Vestibular Neurectomy for Intractable Vertigo: Case Series and Evaluation of Role of Endoscopic Assistance in Retrolabyrinthine Craniotomy

Brian S. Chen
1  House Clinic, Los Angeles, California, United States
,
Daniel S. Roberts
1  House Clinic, Los Angeles, California, United States
,
Gregory P. Lekovic
1  House Clinic, Los Angeles, California, United States
› Author Affiliations
Further Information

Publication History

22 November 2017

07 July 2018

Publication Date:
18 October 2018 (eFirst)

Abstract

Objective This study evaluates the utility of endoscopy for retrolabyrinthine vestibular nerve section (RLVNS).

Design/Setting This is a retrospective review for RLVNSs by the senior author. The endoscope's utility was assessed and assigned a grade based on operative findings.

Participants/Main Outcome Measures Fifteen patients (eight males and seven females; 53 and 47%, respectively) were identified with mean age 56.7 years. Indications included Ménière's disease (MD) in 12 of 15 patients (80%), uncompensated vestibular neuritis in 2 patients (13%), and other vestibular neuropathy in 1 patient (7%). Vertigo resolved in 14 of 15 patients (93%). Complications included decreased hearing in two patients (13%) and deep venous thrombosis in one patient (7%). There were no facial nerve complications or mortalities.

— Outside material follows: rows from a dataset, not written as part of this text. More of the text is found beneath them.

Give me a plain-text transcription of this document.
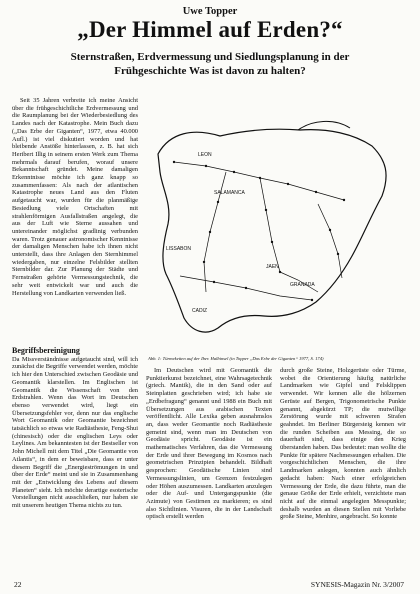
Uwe Topper
„Der Himmel auf Erden?“
Sternstraßen, Erdvermessung und Siedlungsplanung in der Frühgeschichte Was ist davon zu halten?

Seit 35 Jahren verbreite ich meine Ansicht über die frühgeschichtliche Erdvermessung und die Raumplanung bei der Wiederbesiedlung des Landes nach der Katastrophe. Mein Buch dazu („Das Erbe der Giganten“, 1977, etwa 40.000 Aufl.) ist viel diskutiert worden und hat bleibende Anstöße hinterlassen, z. B. hat sich Heribert Illig in seinem ersten Werk zum Thema mehrmals darauf berufen, worauf unsere Bekanntschaft gründet. Meine damaligen Erkenntnisse möchte ich ganz knapp so zusammenfassen: Als nach der atlantischen Katastrophe neues Land aus den Fluten aufgetaucht war, wurden für die planmäßige Besiedlung viele Ortschaften mit strahlenförmigen Ausfallstraßen angelegt, die aus der Luft wie Sterne aussahen und untereinander möglichst gradlinig verbunden waren. Trotz genauer astronomischer Kenntnisse der damaligen Menschen habe ich ihnen nicht unterstellt, dass ihre Anlagen den Sternhimmel wiedergaben, nur einzelne Felsbilder stellten Sternbilder dar. Zur Planung der Städte und Fernstraßen gehörte Vermessungstechnik, die sehr weit entwickelt war und auch die Herstellung von Landkarten verwenden ließ.

LEON
SALAMANCA
LISSABON
JAEN
GRANADA
CADIZ
Abb. 1: Türmeketten auf der Iber. Halbinsel (in Topper „Das Erbe der Giganten“ 1977, S. 174)
Begriffsbereinigung

Da Missverständnisse aufgetaucht sind, will ich zunächst die Begriffe verwendet werden, möchte ich hier den Unterschied zwischen Geodäsie und Geomantik klarstellen. Im Englischen ist Geomantik die Wissenschaft von den Erdstrahlen. Wenn das Wort im Deutschen ebenso verwendet wird, liegt ein Übersetzungsfehler vor, denn nur das englische Wort Geomantik oder Geomantie bezeichnet tatsächlich so etwas wie Radiästhesie, Feng-Shui (chinesisch) oder die englischen Leys oder Leylines. Am bekanntesten ist der Bestseller von John Michell mit dem Titel „Die Geomantie von Atlantis“, in dem er beweisbare, dass er unter diesem Begriff die „Energieströmungen in und über der Erde“ meint und sie in Zusammenhang mit der „Entwicklung des Lebens auf diesem Planeten“ sieht. Ich möchte derartige esoterische Vorstellungen nicht ausschließen, nur haben sie mit unserem heutigen Thema nichts zu tun.

Im Deutschen wird mit Geomantik die Punktierkunst bezeichnet, eine Wahrsagetechnik (griech. Mantik), die in den Sand oder auf Steinplatten geschrieben wird; ich habe sie „Erdbefragung“ genannt und 1988 ein Buch mit Übersetzungen aus arabischen Texten veröffentlicht. Alle Lexika geben ausnahmslos an, dass weder Geomantie noch Radiästhesie gemeint sind, wenn man im Deutschen von Geodäsie spricht. Geodäsie ist ein mathematisches Verfahren, das die Vermessung der Erde und ihrer Bewegung im Kosmos nach geometrischen Prinzipien behandelt. Bildhaft gesprochen: Geodätische Linien sind Vermessungslinien, um Grenzen festzulegen oder Höhen auszumessen. Landkarten anzulegen oder die Auf- und Untergangspunkte (die Azimute) von Gestirnen zu markieren; es sind also Sichtlinien. Visuren, die in der Landschaft optisch erstellt werden

durch große Steine, Holzgerüste oder Türme, wobei die Orientierung häufig natürliche Landmarken wie Gipfel und Felsklippen verwendet. Wir kennen alle die hölzernen Gerüste auf Bergen, Trigonometrische Punkte genannt, abgekürzt TP; die mutwillige Zerstörung wurde mit schweren Strafen geahndet. Im Berliner Bürgersteig kennen wir die runden Scheiben aus Messing, die so dauerhaft sind, dass einige den Krieg überstanden haben. Das bedeutet: man wollte die Punkte für spätere Nachmessungen erhalten. Die vorgeschichtlichen Menschen, die ihre Landmarken anlegen, konnten auch ähnlich gedacht haben: Nach einer erfolgreichen Vermessung der Erde, die dazu führte, man die genaue Größe der Erde erhielt, verzichtete man nicht auf die einmal angelegten Messpunkte; deshalb wurden an diesen Stellen mit Vorliebe große Steine, Menhire, angebracht. So konnte

22	SYNESIS-Magazin Nr. 3/2007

Results Sectioning vestibular division of the vestibular–cochlear nerve was achieved without perceived benefit of endoscopy in the 80% of cases (grade 0, n = 12). Endoscopy was helpful in patients with a small mastoid (grade 1, n = 2, 13.3%), and deemed necessary where the flocculus of the cerebellum was adherent to the eighth nerve arachnoid at the porus acusticus (grade 2, n = 1, 6.7%).

Conclusion RLVNS is a safe and efficacious procedure for the treatment of vertigo; the surgical endoscope may be a useful adjunct in selected cases. Patients with MD may expect the greatest benefit from surgery.